Low wages don’t help matters. In 2021, a 3% pay rise was given to NHS staff, but not young doctors, despite the fact that take-home pay for young doctors has fallen by 23% since 2009. Additionally, according to the British Medical Association (BMA), “a three percent salary increase. . . does nothing to address years of wage erosion. Junior doctors Sarah Hallett and Mike Kemp said in a BMA press release:

With days spent on Covid wards with no end in sight, redeployed to unfamiliar wards, wearing ill-fitting or non-existent PPE that left us fearful for our own safety and that of our patients, being excluded from further rewards is an insult extraordinary.

Afshan Sharif worked in the NHS for two years as a mental health nurse and worked in intensive care as a healthcare support worker. “The biggest problem is the lack of staff,” she said. Jacobin, “There’s too much work, which adds to stress and people taking time off because they don’t feel physically and mentally well. But we don’t have the budget, so . . . “She passed away.

Sharif was hired at the height of the pandemic to work in COVID wards, and although it was “emotionally exhausting”, she explains that her team was “so amazing it didn’t feel so bad at times”. Sharif, being a recent addition to the NHS, did not experience conditions before the pandemic, but she believes staff have become burnt out, and she has seen many people ‘leaving or going private because of it’.

Although Sharif herself has not experienced bullying similar to that of Shruti, she knows people who have experienced racism. “I think a lot of black healthcare workers are hurting the most. I saw it, and I try to talk when I can. It’s definitely a problem.

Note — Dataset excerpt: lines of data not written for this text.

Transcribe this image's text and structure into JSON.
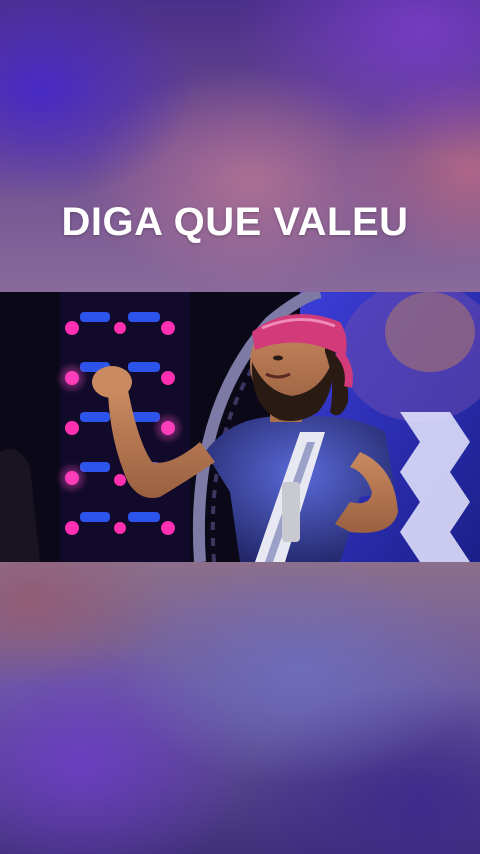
{
  "caption": {
    "title": "DIGA QUE VALEU"
  },
  "video": {
    "subject": "concert-performer-photo"
  },
  "colors": {
    "title_text": "#ffffff",
    "stage_magenta": "#ff2fb0",
    "stage_blue": "#2f5cff"
  }
}
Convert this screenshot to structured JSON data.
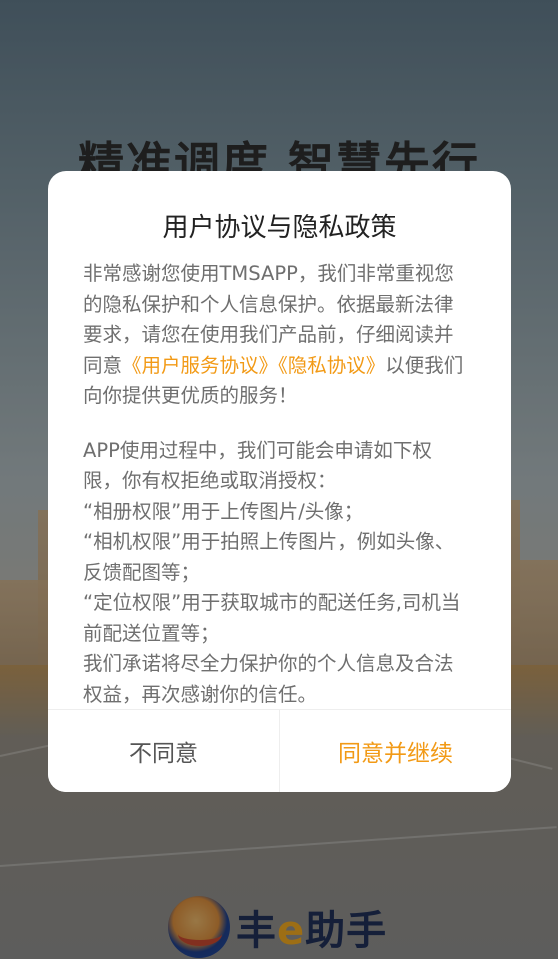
{
  "splash": {
    "slogan": "精准调度    智慧先行",
    "brand_name_prefix": "丰",
    "brand_name_e": "e",
    "brand_name_suffix": "助手",
    "brand_logo_icon": "fengehelper-logo-icon"
  },
  "dialog": {
    "title": "用户协议与隐私政策",
    "intro_text": "非常感谢您使用TMSAPP，我们非常重视您的隐私保护和个人信息保护。依据最新法律要求，请您在使用我们产品前，仔细阅读并同意",
    "link_user_agreement": "《用户服务协议》",
    "link_privacy_policy": "《隐私协议》",
    "intro_tail": "以便我们向你提供更优质的服务！",
    "permissions": [
      "APP使用过程中，我们可能会申请如下权限，你有权拒绝或取消授权：",
      "“相册权限”用于上传图片/头像；",
      "“相机权限”用于拍照上传图片，例如头像、反馈配图等；",
      "“定位权限”用于获取城市的配送任务,司机当前配送位置等；",
      "我们承诺将尽全力保护你的个人信息及合法权益，再次感谢你的信任。"
    ],
    "disagree_label": "不同意",
    "agree_label": "同意并继续"
  },
  "colors": {
    "accent": "#f29a16",
    "body_text": "#6f6f6f",
    "title_text": "#222222",
    "brand_blue": "#1f2f55"
  }
}
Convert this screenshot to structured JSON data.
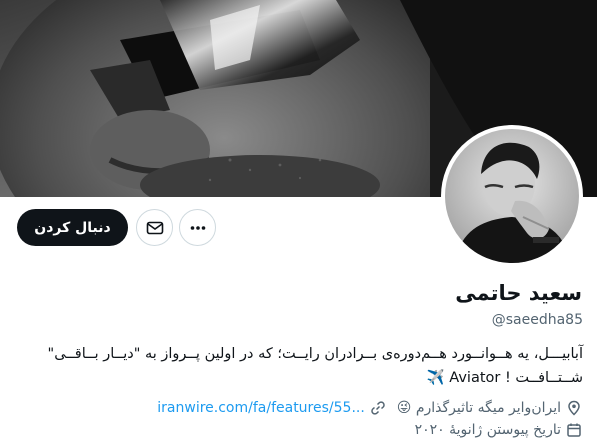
{
  "profile": {
    "name": "سعید حاتمی",
    "handle": "@saeedha85",
    "bio_line1": "آبابیـــل، یه هــوانــورد هــم‌دوره‌ی بــرادران رایــت؛ که در اولین پــرواز به \"دیــار بــاقــی\"",
    "bio_line2": "شــتــافــت ! Aviator ✈️",
    "location": "ایران‌وایر میگه تاثیرگذارم 😜",
    "website": "iranwire.com/fa/features/55...",
    "joined": "تاریخ پیوستن ژانویهٔ ۲۰۲۰"
  },
  "actions": {
    "follow_label": "دنبال کردن",
    "message_icon": "envelope-icon",
    "more_icon": "ellipsis-icon"
  },
  "colors": {
    "follow_bg": "#0f1419",
    "link": "#1d9bf0",
    "secondary_text": "#536471",
    "border": "#cfd9de"
  }
}
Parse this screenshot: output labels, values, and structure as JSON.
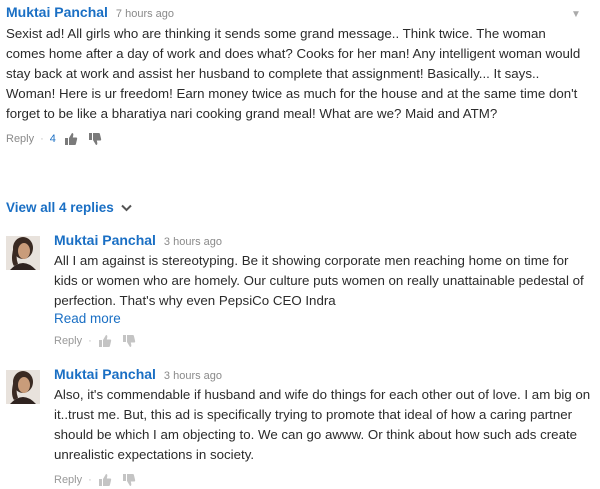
{
  "top_comment": {
    "author": "Muktai Panchal",
    "time": "7 hours ago",
    "text": "Sexist ad! All girls who are thinking it sends some grand message.. Think twice. The woman comes home after a day of work and does what? Cooks for her man! Any intelligent woman would stay back at work and assist her husband to complete that assignment! Basically... It says.. Woman! Here is ur freedom! Earn money twice as much for the house and at the same time don't forget to be like a bharatiya nari cooking grand meal! What are we? Maid and ATM?",
    "reply_label": "Reply",
    "separator": "·",
    "likes": "4"
  },
  "view_replies_label": "View all 4 replies",
  "replies": [
    {
      "author": "Muktai Panchal",
      "time": "3 hours ago",
      "text": "All I am against is stereotyping. Be it showing corporate men reaching home on time for kids or women who are homely. Our culture puts women on really unattainable pedestal of perfection. That's why even PepsiCo CEO Indra",
      "read_more": "Read more",
      "reply_label": "Reply",
      "separator": "·"
    },
    {
      "author": "Muktai Panchal",
      "time": "3 hours ago",
      "text": "Also, it's commendable if husband and wife do things for each other out of love. I am big on it..trust me. But, this ad is specifically trying to promote that ideal of how a caring partner should be which I am objecting to. We can go awww. Or think about how such ads create unrealistic expectations in society.",
      "reply_label": "Reply",
      "separator": "·"
    }
  ],
  "icons": {
    "menu": "chevron-down-icon",
    "like": "thumbs-up-icon",
    "dislike": "thumbs-down-icon",
    "expand": "chevron-down-icon"
  },
  "colors": {
    "link": "#1a6fc4",
    "muted": "#8a8a8a",
    "text": "#2b2b2b"
  }
}
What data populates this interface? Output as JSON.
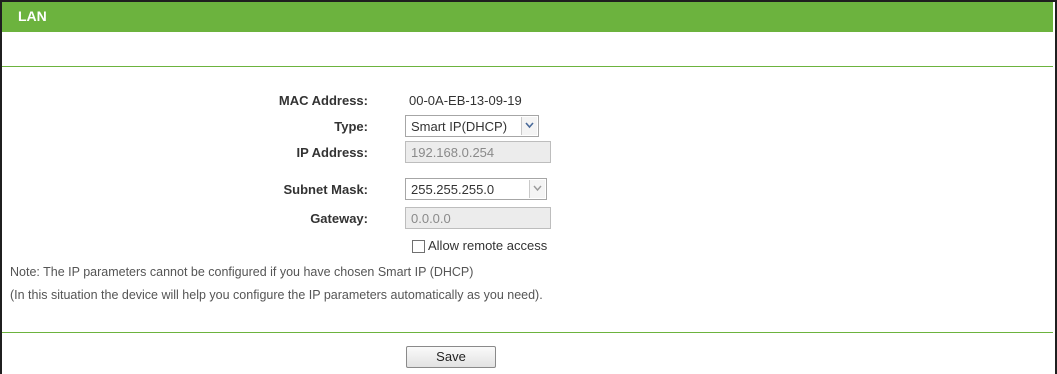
{
  "header": {
    "title": "LAN"
  },
  "form": {
    "mac": {
      "label": "MAC Address:",
      "value": "00-0A-EB-13-09-19"
    },
    "type": {
      "label": "Type:",
      "selected": "Smart IP(DHCP)"
    },
    "ip": {
      "label": "IP Address:",
      "value": "192.168.0.254"
    },
    "subnet": {
      "label": "Subnet Mask:",
      "selected": "255.255.255.0"
    },
    "gateway": {
      "label": "Gateway:",
      "value": "0.0.0.0"
    },
    "remote_access": {
      "label": "Allow remote access",
      "checked": false
    }
  },
  "note": {
    "line1": "Note: The IP parameters cannot be configured if you have chosen Smart IP (DHCP)",
    "line2": "(In this situation the device will help you configure the IP parameters automatically as you need)."
  },
  "actions": {
    "save_label": "Save"
  },
  "colors": {
    "header_bg": "#6cb33e",
    "divider": "#6cb33e"
  }
}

The question is exposed and questioned, with a good dose of dark humour, in This is going to hurt. In one episode, Tracey experiences racism from a patient who prefers not to have her tests handled by Tracey, a black nurse, or her baby by Shruti, a South Asian doctor. This type of treatment is not uncommon for the 22% of NHS staff who are black, Asian and “minority ethnic”.

Huntington says one of the main problems currently facing the NHS is that “there is no funding for more training places”, which he says will “lead to a worse staffing crisis in about five to ten years. If he could change one thing, it would be “more money in the right places”. Huntington adds:

The service must operate at a loss. Obviously the public needs to get their money’s worth, but you need to create redundancy so that we have surge capacity for the next pandemic or winter crisis. If money is the bottom line, then people’s health becomes secondary.

The truth is that public health is already taking a back seat to belt-tightening in the NHS. And while the truth can sometimes hurt, we must face it if we are to have any chance of healing a wounded national health care system.